The team’s maze works in a similar way; it’s an assembly of Hamiltonian cycles in quasicrystals. Don’t worry, we’ll explain. A detailed explanation of the maze’s construction was accepted for publication in *Physical assessment X*.

“When we looked at the shapes of the lines we constructed, we noticed that they formed incredibly complicated mazes,” Felix Flicker, a physicist at the University of Bristol and co-author of the paper, said in a university press release. “The size of the subsequent mazes grows exponentially – and there are infinitely many of them.”

Quasicrystals are a rare type of matter. Regular crystals have periodic structures, meaning their building blocks repeat regularly. But the building blocks of quasicrystals don’t repeat regularly; they have asymmetric, non-repeating structures, making them confusing in three dimensions and almost magical in others; in 2022, a team of physicists managed to keep a quantum system coherent for longer by directing a quasicrystalline pattern onto its constituent atoms with lasers—in other words, a quasicrystal in time. An example of a 3D quasicrystal is the icosahedron, a 20-sided shape that resembles a standard soccer ball in appearance. As one physicist told Gizmodo in 2021:

“The moment you go from periodic to quasi-periodic, all bets on the symmetry of the orbit are off… All those 200-year-old rules go out the window — any symmetry is allowed, including the most famous forbidden symmetry for solids, which is the symmetry of an icosahedron. With quasicrystals, you suddenly have an infinite number of possibilities at your disposal.”

Quasicrystals in nature form under rare conditions. Some have been found in lonsdaleite, a mineral harder than diamonds that does not occur naturally on Earth but has come down to us in meteorites. In 2021, physicists discovered that quasicrystals formed in trinitite, the bizarre material that formed after the 1945 Trinity bomb test, which turned parts of the New Mexico desert into glass.

The recent team introduced an algorithm for building Hamiltonian graph cycles on two-dimensional spaces, called Ammann-Beenker tilings.

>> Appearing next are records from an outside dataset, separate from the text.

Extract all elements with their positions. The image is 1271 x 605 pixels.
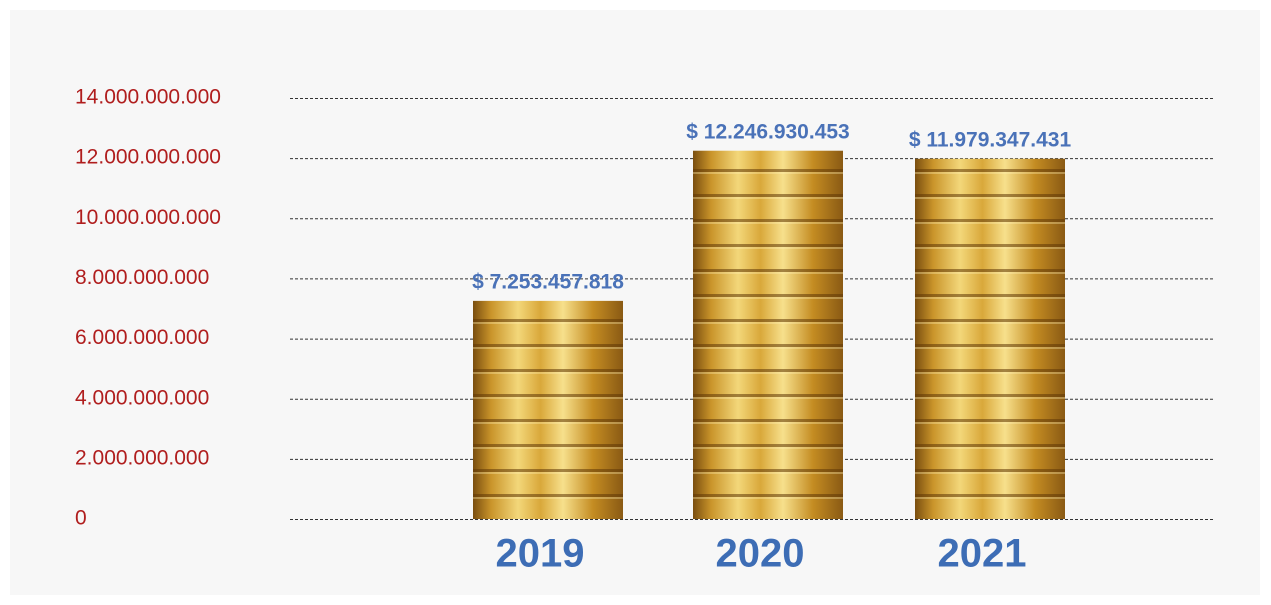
bar xyxy=(693,150,843,520)
y-tick-label: 2.000.000.000 xyxy=(75,446,209,469)
value-label: $ 12.246.930.453 xyxy=(686,120,850,143)
x-tick-label: 2021 xyxy=(938,532,1027,576)
y-tick-label: 0 xyxy=(75,507,87,530)
y-tick-label: 14.000.000.000 xyxy=(75,86,221,109)
y-tick-label: 6.000.000.000 xyxy=(75,326,209,349)
x-tick-label: 2020 xyxy=(716,532,805,576)
y-tick-label: 4.000.000.000 xyxy=(75,386,209,409)
y-tick-label: 12.000.000.000 xyxy=(75,146,221,169)
y-tick-label: 10.000.000.000 xyxy=(75,206,221,229)
x-tick-label: 2019 xyxy=(496,532,585,576)
value-label: $ 11.979.347.431 xyxy=(909,128,1072,151)
y-tick-label: 8.000.000.000 xyxy=(75,266,209,289)
value-label: $ 7.253.457.818 xyxy=(472,270,624,293)
bar xyxy=(473,300,623,519)
bar xyxy=(915,158,1065,519)
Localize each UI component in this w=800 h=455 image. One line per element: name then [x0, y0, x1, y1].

The team says that these two-dimensional mazes show Hamiltonian cycles that mimic the atomic patterns of a quasicrystal.

“We show that certain quasicrystals provide a special case in which the problem is unexpectedly easy,” Flicker said. “In this setting, we therefore make a number of seemingly impossible problems tractable. This can include practical purposes that span several areas of science.”

There are indeed scientific implications for the pattern. As noted in the university release, the Hamiltonian cycle provides the fastest way for microscopic imagers, such as scanning tunneling microscopes, to cover an object. There are also implications for using the quasicrystal in various physics problems, including one that could be used to model protein folding.

But if you don’t work in one of those fields, you can take a step back and admire how mathematics reveals some of the most exotic patterns in our physical universe.